“I know not, my father,” said the young man. “I am not so learned in the Book as I once was.”
“Yet our knowledge of the Book increases with our years and our stature,” said the old man, as if in amazement. “Answer me, Achilles, is it not so?”
“Yes and no,” said the young man. “The Book of the Ages, my father, is an expression of the invisible forces of nature. And I am unfit to discourse thereupon until I have spoken with my mother the Earth, who is wise and of their kin. As my veins rapidly devour this third and last phase upon which I am entered, they draw me nearer and nearer to her. Never have I been so near to her as I am to-night. As soon as the bright east announces the dawn I go to lie at the soft brown bosom of my mother. If she will give suck to the first of her children, perhaps it may be that the strength will come into his right hand.”
As the young man spoke these words, he walked to the window of the little room and drew back the shutters.
“I see a faint light in the east,” he said, with a subdued excitement. “The hour is at hand when I go upon my way.”

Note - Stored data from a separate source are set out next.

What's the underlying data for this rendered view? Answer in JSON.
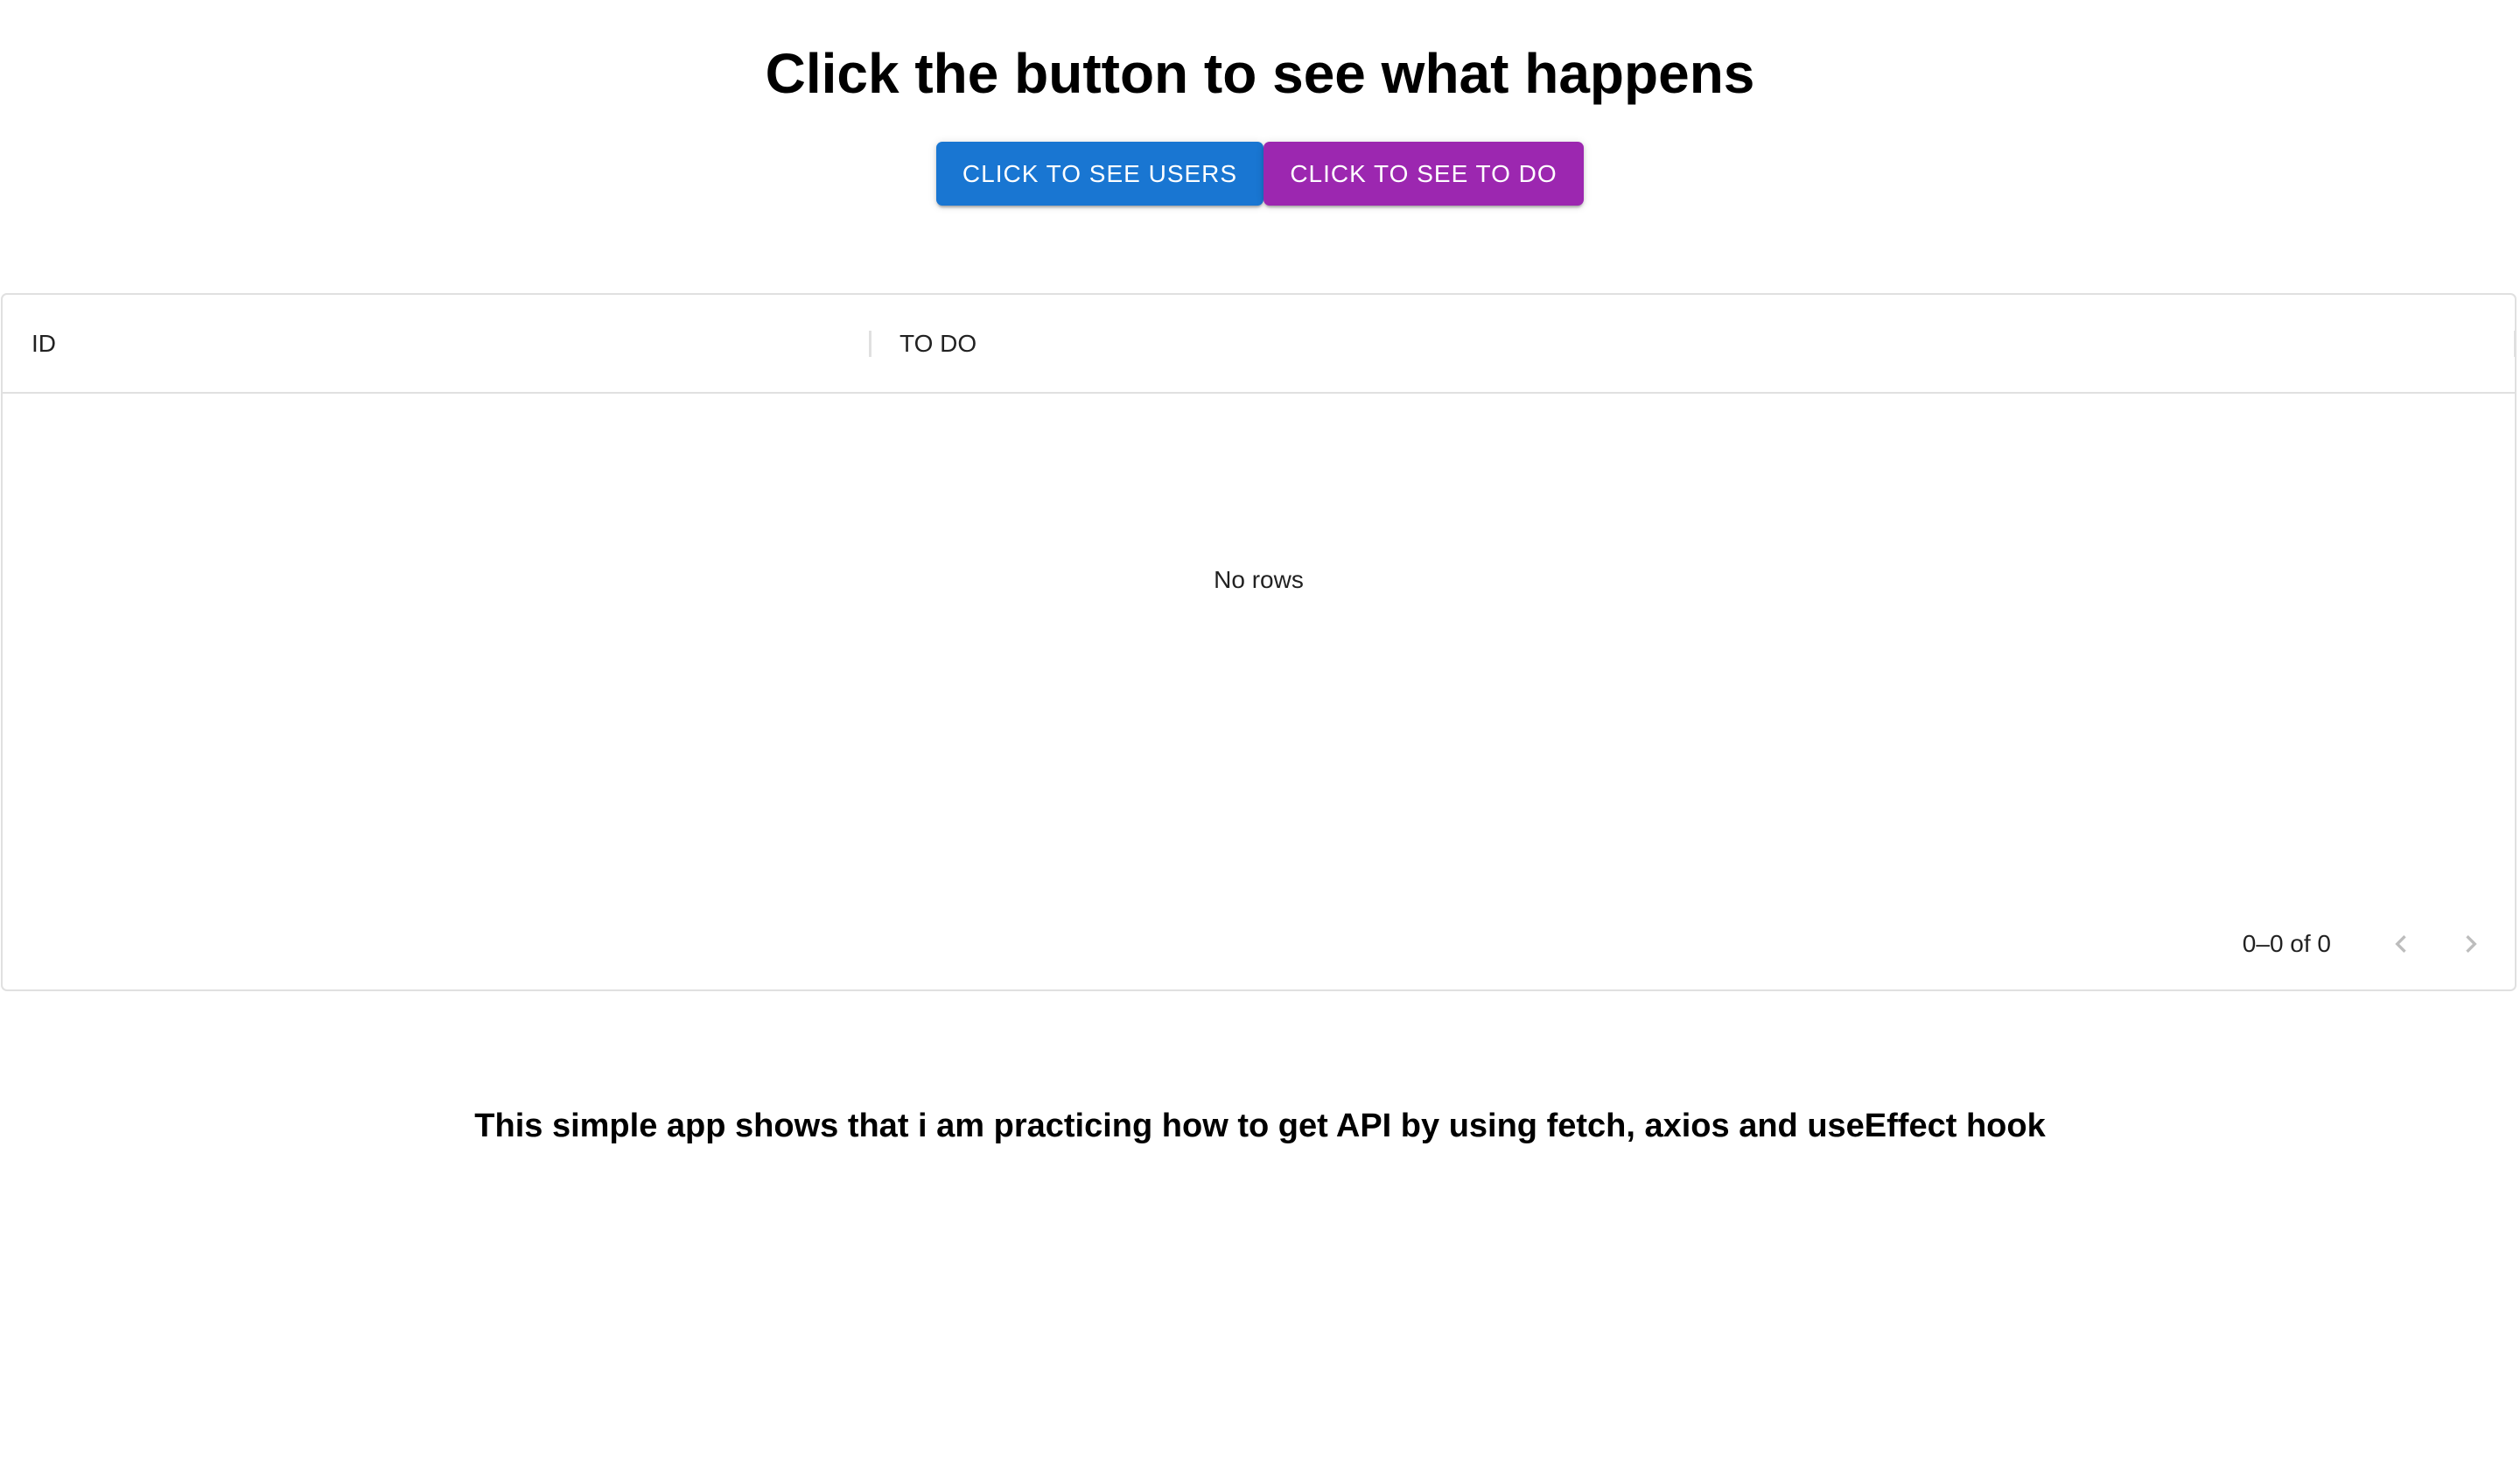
{
  "page": {
    "title": "Click the button to see what happens",
    "footer_note": "This simple app shows that i am practicing how to get API by using fetch, axios and useEffect hook"
  },
  "buttons": {
    "users_label": "CLICK TO SEE USERS",
    "todo_label": "CLICK TO SEE TO DO"
  },
  "grid": {
    "columns": [
      {
        "label": "ID"
      },
      {
        "label": "TO DO"
      }
    ],
    "empty_message": "No rows",
    "pagination_text": "0–0 of 0",
    "prev_icon": "chevron-left-icon",
    "next_icon": "chevron-right-icon"
  },
  "colors": {
    "users_button": "#1976d2",
    "todo_button": "#9c27b0",
    "border": "#e0e0e0",
    "disabled_icon": "#bdbdbd"
  }
}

“You will return, O Achilles?” said his aged father apprehensively. “I am lonely and my hairs are white.”
“Yes, my father, I will return,” said William Jordan, “I will return to our little room. When I have gone out and lain at the breasts of my mother the Earth; and I have walked in her wildernesses, and I have traversed her seas, and I have surprised the last of her secrets, which may be no secrets at all, I will return, my father, to our little room.”
“That is well, beloved one,” said the aged man, pressing his pale lips to the forehead of the young man.
Yet in the emotion generated by his words of farewell, the young man was seized again with a paroxysm.
“What—what do I see upon your lips, Achilles?” cried the aged man, his father, peering with a curious horror in his dim eyes.